A Concourse server can authenticate against GitLab to leverage their permission model.

Authentication

First you need to create an OAuth application on GitLab.

The "Authorization callback URL" must be the URL of your Concourse server with /sky/issuer/callback appended. This address must be reachable by GitLab - it can't be localhost.

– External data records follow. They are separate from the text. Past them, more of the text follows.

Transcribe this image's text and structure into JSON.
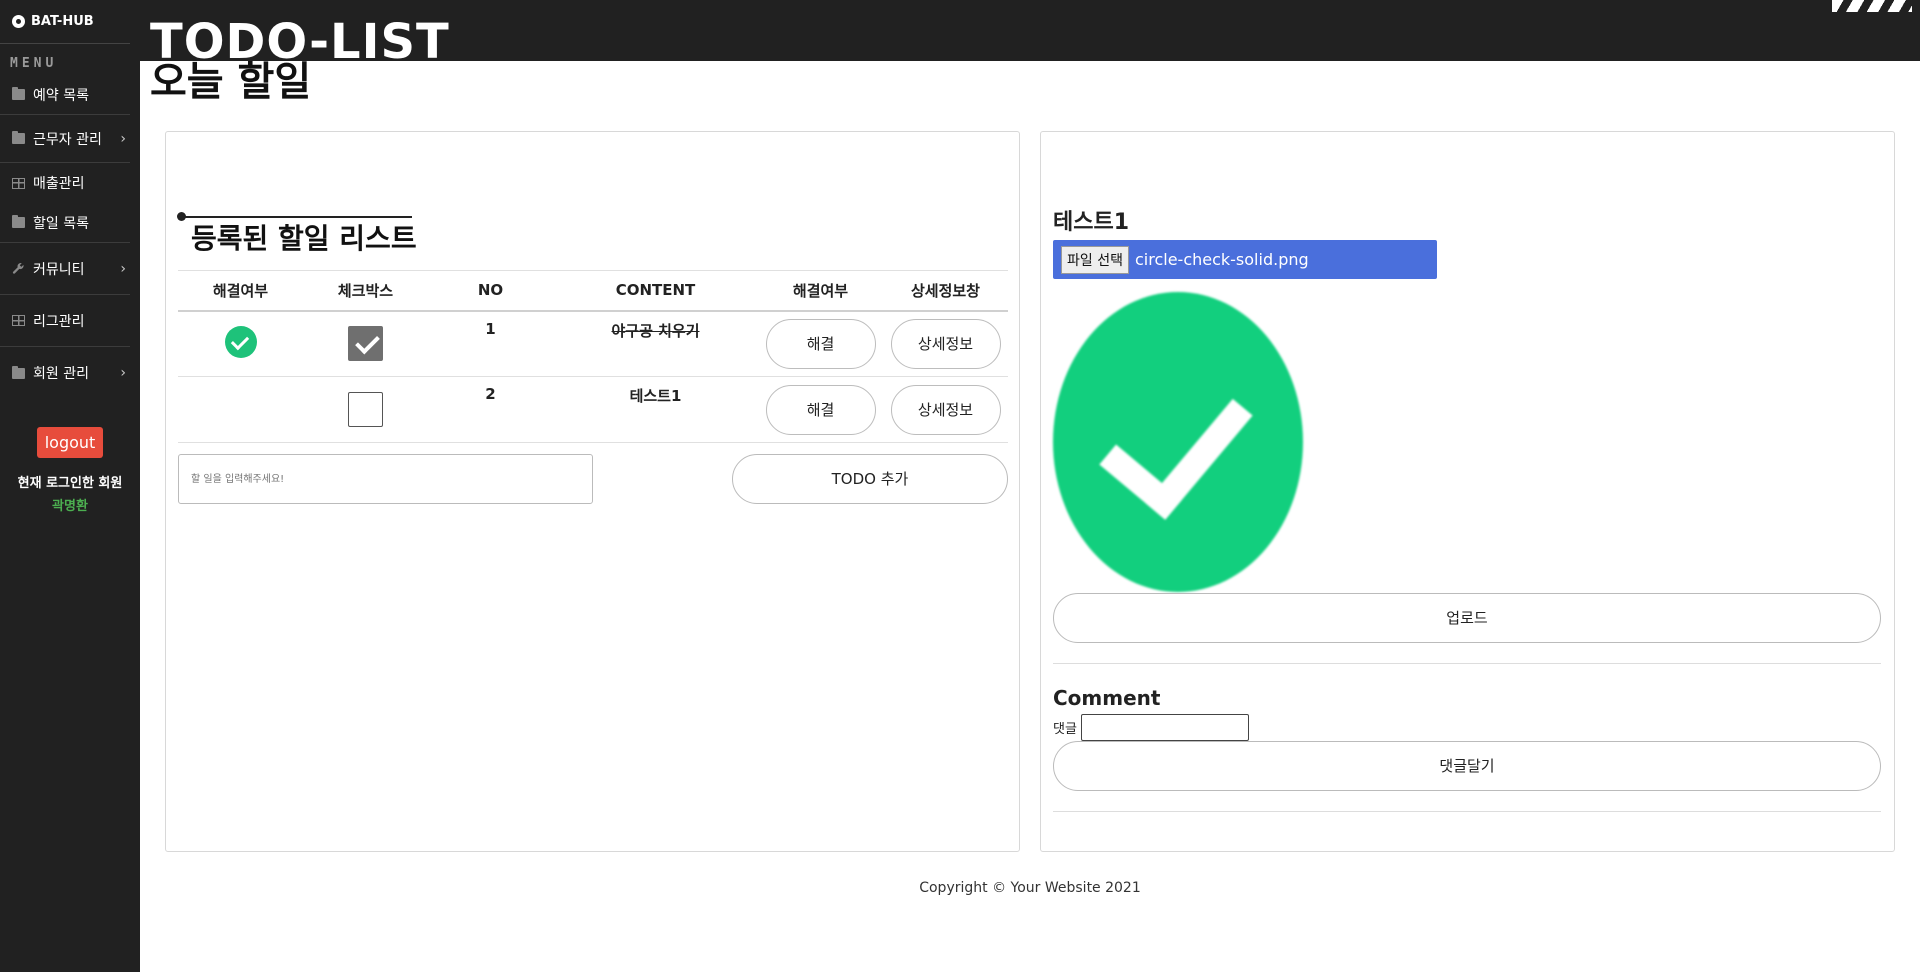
{
  "brand": "BAT-HUB",
  "menu_heading": "MENU",
  "nav": [
    {
      "label": "예약 목록",
      "icon": "folder-icon"
    },
    {
      "label": "근무자 관리",
      "icon": "folder-icon"
    },
    {
      "label": "매출관리",
      "icon": "table-icon"
    },
    {
      "label": "할일 목록",
      "icon": "folder-icon"
    },
    {
      "label": "커뮤니티",
      "icon": "wrench-icon"
    },
    {
      "label": "리그관리",
      "icon": "table-icon"
    },
    {
      "label": "회원 관리",
      "icon": "folder-icon"
    }
  ],
  "logout_label": "logout",
  "login_label": "현재 로그인한 회원",
  "login_name": "곽명환",
  "page_title": "TODO-LIST",
  "page_subtitle": "오늘 할일",
  "list_title": "등록된 할일 리스트",
  "table": {
    "headers": [
      "해결여부",
      "체크박스",
      "NO",
      "CONTENT",
      "해결여부",
      "상세정보창"
    ],
    "rows": [
      {
        "no": "1",
        "content": "야구공 치우기",
        "resolved": true,
        "checked": true,
        "resolve_label": "해결",
        "detail_label": "상세정보"
      },
      {
        "no": "2",
        "content": "테스트1",
        "resolved": false,
        "checked": false,
        "resolve_label": "해결",
        "detail_label": "상세정보"
      }
    ]
  },
  "todo_input_placeholder": "할 일을 입력해주세요!",
  "add_button": "TODO 추가",
  "detail": {
    "title": "테스트1",
    "file_button": "파일 선택",
    "file_name": "circle-check-solid.png",
    "upload_button": "업로드",
    "comment_title": "Comment",
    "comment_label": "댓글",
    "comment_button": "댓글달기"
  },
  "footer": "Copyright © Your Website 2021",
  "colors": {
    "sidebar": "#212121",
    "logout": "#e74c3c",
    "login_name": "#4caf50",
    "success": "#1ec27a",
    "file_bar": "#4a6fdc"
  }
}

For example, Concourse's own CI server's callback URL would be:

https://ci.concourse-ci.org/sky/issuer/callback

You will be given a Client ID and a Client Secret for your new application. The client ID and secret must then be configured on the web node by setting the following env:

CONCOURSE_GITLAB_CLIENT_ID=myclientid
CONCOURSE_GITLAB_CLIENT_SECRET=myclientsecret

If you're configuring a self hosted GitLab instance, you'll also need to set the following flag:

CONCOURSE_GITLAB_HOST=https://gitlab.example.com

The GitLab host must contain a scheme and not a trailing slash.

Authorization

Users and groups can be authorized for a team by passing the following flags to fly set-team:

--gitlab-user=USERNAME

Authorize an individual user.

--gitlab-group=GROUP_NAME

Authorize an entire groups's members.

For example:

$ fly set-team -n my-team \
    --gitlab-user my-gitlab-user \
    --gitlab-group my-group

...or via --config for setting user roles:

roles:
- name: member
  gitlab:
    users: ["my-gitlab-login"]
    groups: ["my-gitlab-group"]

Configuring main Team Authorization

GitLab users and groups can be added to the main team authorization config by setting the following env on the web node:

CONCOURSE_MAIN_TEAM_GITLAB_GROUP=group-name
CONCOURSE_MAIN_TEAM_GITLAB_USER=some-user

Multiple groups and users may be specified by comma-separating them.